William A. Johnson
AIME Rossiter W. Raymond Memorial Award in
1947
All metallurgists are thoroughly aware of the importance of the diffusion of solids in solids. Such diffusion, the nature of which is imperfectly understood, enters importantly into many metallurgical processes from the preparation of homogeneous metallic materials to securing new structures and properties by thermal treatment, as in quenching of steel or age hardening of alloys of aluminum. Many laymen are now aware that uranium 235 was separated from ordinary uranium by gaseous diffusion using the principles underlying the physics of isotopes, but no layman and few metallurgists have been aware until recently that these principles can be used for the study of the diffusion of solids in solids.
The use of such methods was described in a paper entitled "Diffusion of the Stable Isotopes of Nickel in Copper" by William A. Johnson, which was considered outstanding among the many technical contributions by young men to A.I.M.E. during the past year, and well worthy of the second annual Rossiter W. Raymond Award. Dr. Johnson found that the relative proportion of the isotopes of nickel is altered by diffusion into copper and that the changes in isotopic constitution can be explained by assuming that they diffuse at a ratio inversely proportional to the square root of their mass. This work may have important ramifications not only for metallurgy, but also for atomic physics.

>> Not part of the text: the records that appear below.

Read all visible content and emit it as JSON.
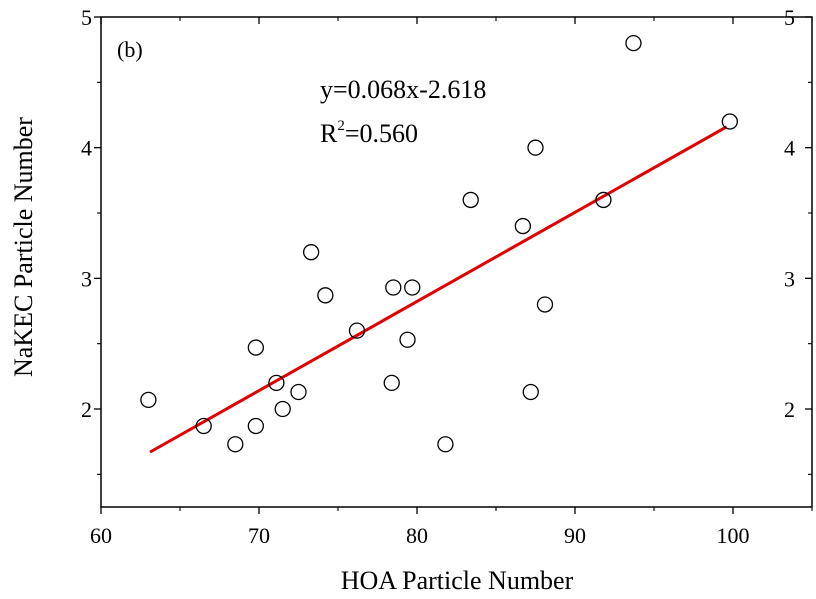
{
  "chart_data": {
    "type": "scatter",
    "panel_label": "(b)",
    "xlabel": "HOA Particle Number",
    "ylabel": "NaKEC Particle Number",
    "xlim": [
      60,
      105
    ],
    "ylim": [
      1.25,
      5
    ],
    "x_ticks": [
      60,
      70,
      80,
      90,
      100
    ],
    "y_ticks": [
      2,
      3,
      4,
      5
    ],
    "x_tick_labels": [
      "60",
      "70",
      "80",
      "90",
      "100"
    ],
    "y_tick_labels": [
      "2",
      "3",
      "4",
      "5"
    ],
    "y_right_tick_labels": [
      "2",
      "3",
      "4",
      "5"
    ],
    "grid": false,
    "points": [
      {
        "x": 63.0,
        "y": 2.07
      },
      {
        "x": 66.5,
        "y": 1.87
      },
      {
        "x": 68.5,
        "y": 1.73
      },
      {
        "x": 69.8,
        "y": 1.87
      },
      {
        "x": 69.8,
        "y": 2.47
      },
      {
        "x": 71.1,
        "y": 2.2
      },
      {
        "x": 71.5,
        "y": 2.0
      },
      {
        "x": 72.5,
        "y": 2.13
      },
      {
        "x": 73.3,
        "y": 3.2
      },
      {
        "x": 74.2,
        "y": 2.87
      },
      {
        "x": 76.2,
        "y": 2.6
      },
      {
        "x": 78.4,
        "y": 2.2
      },
      {
        "x": 78.5,
        "y": 2.93
      },
      {
        "x": 79.4,
        "y": 2.53
      },
      {
        "x": 79.7,
        "y": 2.93
      },
      {
        "x": 81.8,
        "y": 1.73
      },
      {
        "x": 83.4,
        "y": 3.6
      },
      {
        "x": 86.7,
        "y": 3.4
      },
      {
        "x": 87.2,
        "y": 2.13
      },
      {
        "x": 87.5,
        "y": 4.0
      },
      {
        "x": 88.1,
        "y": 2.8
      },
      {
        "x": 91.8,
        "y": 3.6
      },
      {
        "x": 93.7,
        "y": 4.8
      },
      {
        "x": 99.8,
        "y": 4.2
      }
    ],
    "fit_line": {
      "x": [
        63.1,
        99.6
      ],
      "y": [
        1.67,
        4.16
      ],
      "color": "#e00000"
    },
    "annotations": {
      "equation": "y=0.068x-2.618",
      "r_base": "R",
      "r_sup": "2",
      "r_value": "=0.560"
    }
  }
}
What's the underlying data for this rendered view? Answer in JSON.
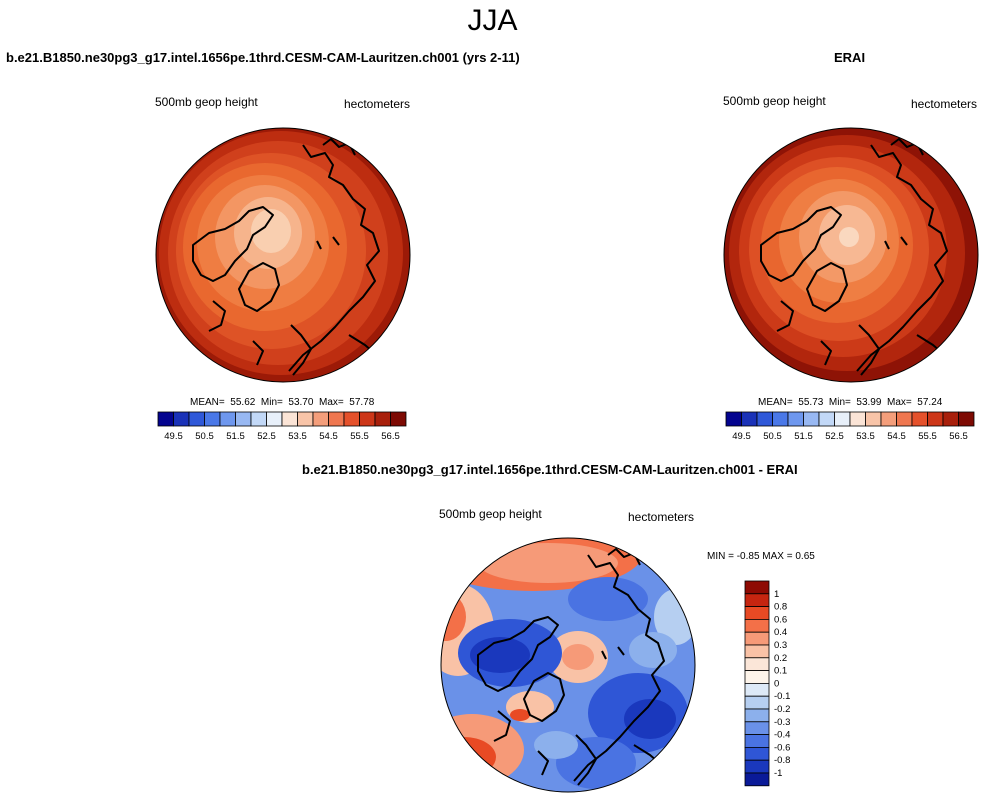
{
  "title": "JJA",
  "panel_left": {
    "header": "b.e21.B1850.ne30pg3_g17.intel.1656pe.1thrd.CESM-CAM-Lauritzen.ch001 (yrs 2-11)",
    "left_label": "500mb geop height",
    "right_label": "hectometers",
    "mean_label": "MEAN=",
    "mean": "55.62",
    "min_label": "Min=",
    "min": "53.70",
    "max_label": "Max=",
    "max": "57.78"
  },
  "panel_right": {
    "header": "ERAI",
    "left_label": "500mb geop height",
    "right_label": "hectometers",
    "mean_label": "MEAN=",
    "mean": "55.73",
    "min_label": "Min=",
    "min": "53.99",
    "max_label": "Max=",
    "max": "57.24"
  },
  "panel_diff": {
    "header": "b.e21.B1850.ne30pg3_g17.intel.1656pe.1thrd.CESM-CAM-Lauritzen.ch001 - ERAI",
    "left_label": "500mb geop height",
    "right_label": "hectometers",
    "minmax_text": "MIN =  -0.85 MAX =   0.65"
  },
  "abs_colorbar": {
    "colors": [
      "#04048f",
      "#1a32b8",
      "#2f58d8",
      "#4a78e8",
      "#6e97ee",
      "#98b8f2",
      "#c2d8f7",
      "#e8f0fa",
      "#fbe4d6",
      "#f8c4a8",
      "#f49e7b",
      "#ef7750",
      "#e5512b",
      "#cd3618",
      "#a81f0b",
      "#7d0a03"
    ],
    "tick_labels": [
      "49.5",
      "50.5",
      "51.5",
      "52.5",
      "53.5",
      "54.5",
      "55.5",
      "56.5"
    ]
  },
  "diff_colorbar": {
    "colors": [
      "#8e0a03",
      "#c62510",
      "#e84a24",
      "#f37048",
      "#f69a78",
      "#f9c2a6",
      "#fbe6d8",
      "#fdf4ea",
      "#dde9f7",
      "#b6cff1",
      "#8cb0ec",
      "#6a91e8",
      "#4a73e2",
      "#2f56d6",
      "#1a38bd",
      "#0a1a98"
    ],
    "tick_labels": [
      "1",
      "0.8",
      "0.6",
      "0.4",
      "0.3",
      "0.2",
      "0.1",
      "0",
      "-0.1",
      "-0.2",
      "-0.3",
      "-0.4",
      "-0.6",
      "-0.8",
      "-1"
    ]
  }
}
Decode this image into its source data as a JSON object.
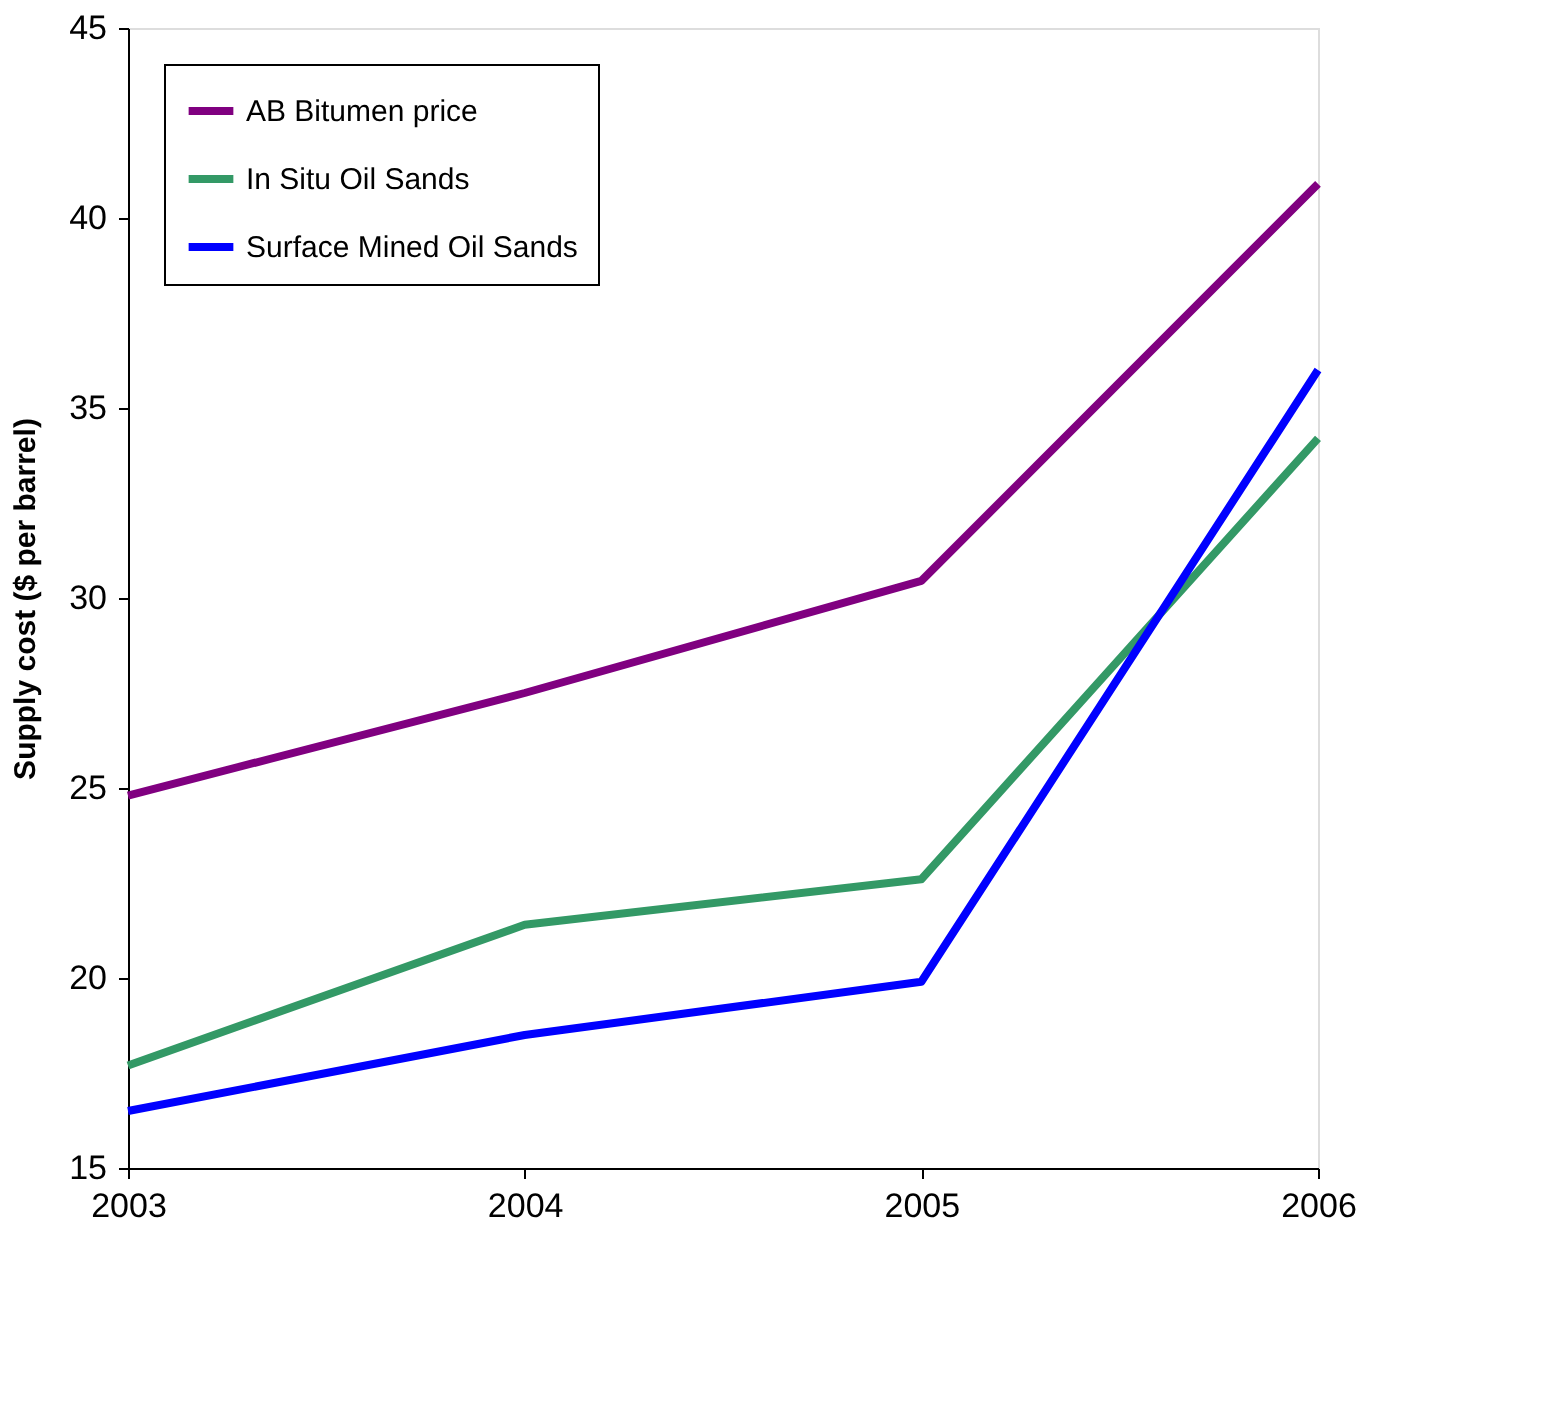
{
  "chart_data": {
    "type": "line",
    "ylabel": "Supply cost ($ per barrel)",
    "x": [
      2003,
      2004,
      2005,
      2006
    ],
    "series": [
      {
        "name": "AB Bitumen price",
        "color": "#800080",
        "values": [
          24.8,
          27.5,
          30.45,
          40.9
        ]
      },
      {
        "name": "In Situ Oil Sands",
        "color": "#339966",
        "values": [
          17.7,
          21.4,
          22.6,
          34.2
        ]
      },
      {
        "name": "Surface Mined Oil Sands",
        "color": "#0000ff",
        "values": [
          16.5,
          18.5,
          19.9,
          36.0
        ]
      }
    ],
    "xlim": [
      2003,
      2006
    ],
    "xticks": [
      2003,
      2004,
      2005,
      2006
    ],
    "ylim": [
      15,
      45
    ],
    "yticks": [
      15,
      20,
      25,
      30,
      35,
      40,
      45
    ],
    "grid": false,
    "legend": "top left",
    "marker": "none",
    "line_style": "solid"
  }
}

William Austin Johnson was born in Washington, November 9, 1913 and was educated in that city and at Lehigh University, where he graduated in 1935. He took post-graduate work as Westinghouse Re¬ search Fellow at Carnegie Institute of Technology and received his D.Sc. degree in 1940. After a short period as instructor at that school, he joined the research staff, Westinghouse Electric Corp., where he advanced rapidly to manager of the metallurgy section of the Westinghouse Re¬ search Laboratories. A few months ago he was selected to take charge of the new metallurgical division of the Clinton Laboratories at Oak Ridge, Tenn., in connection with the military and peacetime applications of atomic energy. Dr. Johnson is the eleventh Westinghouse technical man to join the pool of scientific manpower working at Oak Ridge to harness atomic power for peacetime applications.